July 31, 2012
Abdominal Obesity Result Of Stress During Pregnancy
New research in the FASEB Journal suggests that the neuropeptide Y in plasma and its Y2 receptor in visceral fat play an important role in obesity
A new report involving mice suggests that a relationship exists between maternal metabolic or psychological stress and the development of obesity, type 2 diabetes, and metabolic syndrome in her offspring. What's more, the report shows that if the stress cannot be reduced or eliminated, manipulating the neuropeptide Y (NPY) system in visceral fat may prevent maternal stress-induced obesity from occurring in the next generation. This discovery is reported in the August 2012 issue of The FASEB Journal (http://www.fasebj.org).
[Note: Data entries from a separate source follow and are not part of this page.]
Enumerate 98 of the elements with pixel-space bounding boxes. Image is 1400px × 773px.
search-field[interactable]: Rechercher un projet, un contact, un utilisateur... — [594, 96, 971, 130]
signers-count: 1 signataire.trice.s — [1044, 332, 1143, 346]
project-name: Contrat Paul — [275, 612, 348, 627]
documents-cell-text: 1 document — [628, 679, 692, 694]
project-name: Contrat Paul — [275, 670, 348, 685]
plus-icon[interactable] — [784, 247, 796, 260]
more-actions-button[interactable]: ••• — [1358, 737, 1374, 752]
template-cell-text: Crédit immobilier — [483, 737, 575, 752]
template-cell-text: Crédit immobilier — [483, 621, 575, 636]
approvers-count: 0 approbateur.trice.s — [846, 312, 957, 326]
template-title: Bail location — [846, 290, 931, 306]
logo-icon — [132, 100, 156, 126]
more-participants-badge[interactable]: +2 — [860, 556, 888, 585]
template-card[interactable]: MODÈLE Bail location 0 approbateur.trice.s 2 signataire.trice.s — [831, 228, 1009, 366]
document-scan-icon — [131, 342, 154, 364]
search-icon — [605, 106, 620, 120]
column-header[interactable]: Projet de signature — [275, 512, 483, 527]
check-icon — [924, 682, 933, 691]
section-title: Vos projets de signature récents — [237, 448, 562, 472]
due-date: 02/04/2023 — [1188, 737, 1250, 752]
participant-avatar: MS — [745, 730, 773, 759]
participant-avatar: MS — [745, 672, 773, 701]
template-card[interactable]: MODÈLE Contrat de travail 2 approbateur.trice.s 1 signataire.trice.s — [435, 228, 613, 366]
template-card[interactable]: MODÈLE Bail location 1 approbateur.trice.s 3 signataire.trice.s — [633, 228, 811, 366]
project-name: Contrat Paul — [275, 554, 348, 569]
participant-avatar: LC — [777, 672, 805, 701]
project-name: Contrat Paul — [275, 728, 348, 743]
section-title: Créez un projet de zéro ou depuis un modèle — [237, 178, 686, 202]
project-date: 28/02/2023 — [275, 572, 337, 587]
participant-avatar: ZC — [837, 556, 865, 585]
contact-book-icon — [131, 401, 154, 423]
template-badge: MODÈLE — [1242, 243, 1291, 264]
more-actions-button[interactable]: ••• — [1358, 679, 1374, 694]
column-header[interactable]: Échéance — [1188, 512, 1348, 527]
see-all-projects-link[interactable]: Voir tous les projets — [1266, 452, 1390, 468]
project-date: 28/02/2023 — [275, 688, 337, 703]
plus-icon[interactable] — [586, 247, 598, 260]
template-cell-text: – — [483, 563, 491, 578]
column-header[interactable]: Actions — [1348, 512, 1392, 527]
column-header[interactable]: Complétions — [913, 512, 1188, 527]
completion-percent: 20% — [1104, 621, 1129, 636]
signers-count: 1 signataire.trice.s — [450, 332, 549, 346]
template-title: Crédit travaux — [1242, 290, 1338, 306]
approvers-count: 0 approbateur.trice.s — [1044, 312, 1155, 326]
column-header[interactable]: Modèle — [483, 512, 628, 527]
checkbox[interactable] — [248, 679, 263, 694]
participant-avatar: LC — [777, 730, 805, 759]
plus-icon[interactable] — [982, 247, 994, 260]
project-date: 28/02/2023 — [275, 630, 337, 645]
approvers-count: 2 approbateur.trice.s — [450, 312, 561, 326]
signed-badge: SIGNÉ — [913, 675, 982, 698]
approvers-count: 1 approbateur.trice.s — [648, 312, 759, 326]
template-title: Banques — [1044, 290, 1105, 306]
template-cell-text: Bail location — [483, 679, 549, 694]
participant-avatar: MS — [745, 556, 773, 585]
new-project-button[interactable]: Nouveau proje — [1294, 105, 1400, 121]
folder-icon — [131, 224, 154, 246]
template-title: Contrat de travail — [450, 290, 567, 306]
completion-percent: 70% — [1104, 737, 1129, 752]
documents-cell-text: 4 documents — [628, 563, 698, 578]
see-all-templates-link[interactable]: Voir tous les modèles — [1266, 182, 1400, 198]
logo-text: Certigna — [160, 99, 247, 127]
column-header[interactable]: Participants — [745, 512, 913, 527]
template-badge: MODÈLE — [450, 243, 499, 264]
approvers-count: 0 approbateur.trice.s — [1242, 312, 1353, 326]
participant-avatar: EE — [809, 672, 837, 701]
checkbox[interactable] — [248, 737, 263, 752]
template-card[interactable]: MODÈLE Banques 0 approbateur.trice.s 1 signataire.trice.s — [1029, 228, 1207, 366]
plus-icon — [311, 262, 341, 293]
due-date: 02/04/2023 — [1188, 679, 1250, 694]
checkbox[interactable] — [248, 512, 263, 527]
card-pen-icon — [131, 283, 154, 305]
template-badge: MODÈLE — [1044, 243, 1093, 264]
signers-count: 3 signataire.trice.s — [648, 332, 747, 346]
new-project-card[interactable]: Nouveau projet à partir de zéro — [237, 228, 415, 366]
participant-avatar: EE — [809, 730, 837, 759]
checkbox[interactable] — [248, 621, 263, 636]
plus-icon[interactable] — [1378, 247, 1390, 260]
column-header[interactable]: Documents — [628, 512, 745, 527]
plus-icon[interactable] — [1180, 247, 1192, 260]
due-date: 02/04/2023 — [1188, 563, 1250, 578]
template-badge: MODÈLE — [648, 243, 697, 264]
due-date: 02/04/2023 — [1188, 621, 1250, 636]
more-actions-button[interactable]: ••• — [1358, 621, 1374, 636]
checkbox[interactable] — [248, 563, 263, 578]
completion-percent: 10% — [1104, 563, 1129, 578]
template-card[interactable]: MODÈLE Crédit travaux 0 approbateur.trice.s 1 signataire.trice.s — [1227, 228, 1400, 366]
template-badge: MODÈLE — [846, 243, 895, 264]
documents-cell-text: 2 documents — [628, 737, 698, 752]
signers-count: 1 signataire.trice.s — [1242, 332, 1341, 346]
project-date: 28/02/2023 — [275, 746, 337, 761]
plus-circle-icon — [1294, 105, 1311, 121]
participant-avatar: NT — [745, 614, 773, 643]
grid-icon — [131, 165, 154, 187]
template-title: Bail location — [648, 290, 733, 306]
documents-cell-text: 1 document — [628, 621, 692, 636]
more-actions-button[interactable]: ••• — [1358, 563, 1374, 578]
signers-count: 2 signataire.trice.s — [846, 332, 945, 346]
To make this discovery, Han and colleagues fed different groups of pregnant mice a low protein diet during pregnancy and lactation; a normal protein diet during pregnancy and lactation; or a low protein diet only during pregnancy. After weaning, all the pups were fed high fat diets for 18 weeks, and metabolic parameters and expression of NPY system in periphery tissues were monitored and measured.
"There are a lot of reasons why expectant mothers should not be under stress," said Gerald Weissmann, M.D., Editor-in-Chief of The FASEB Journal, "and this report adds yet another reason. What's most interesting, however, is that it provides some insight into how we can counter the negative effects of stress, even when it's not possible to reduce or eliminate the stressors themselves."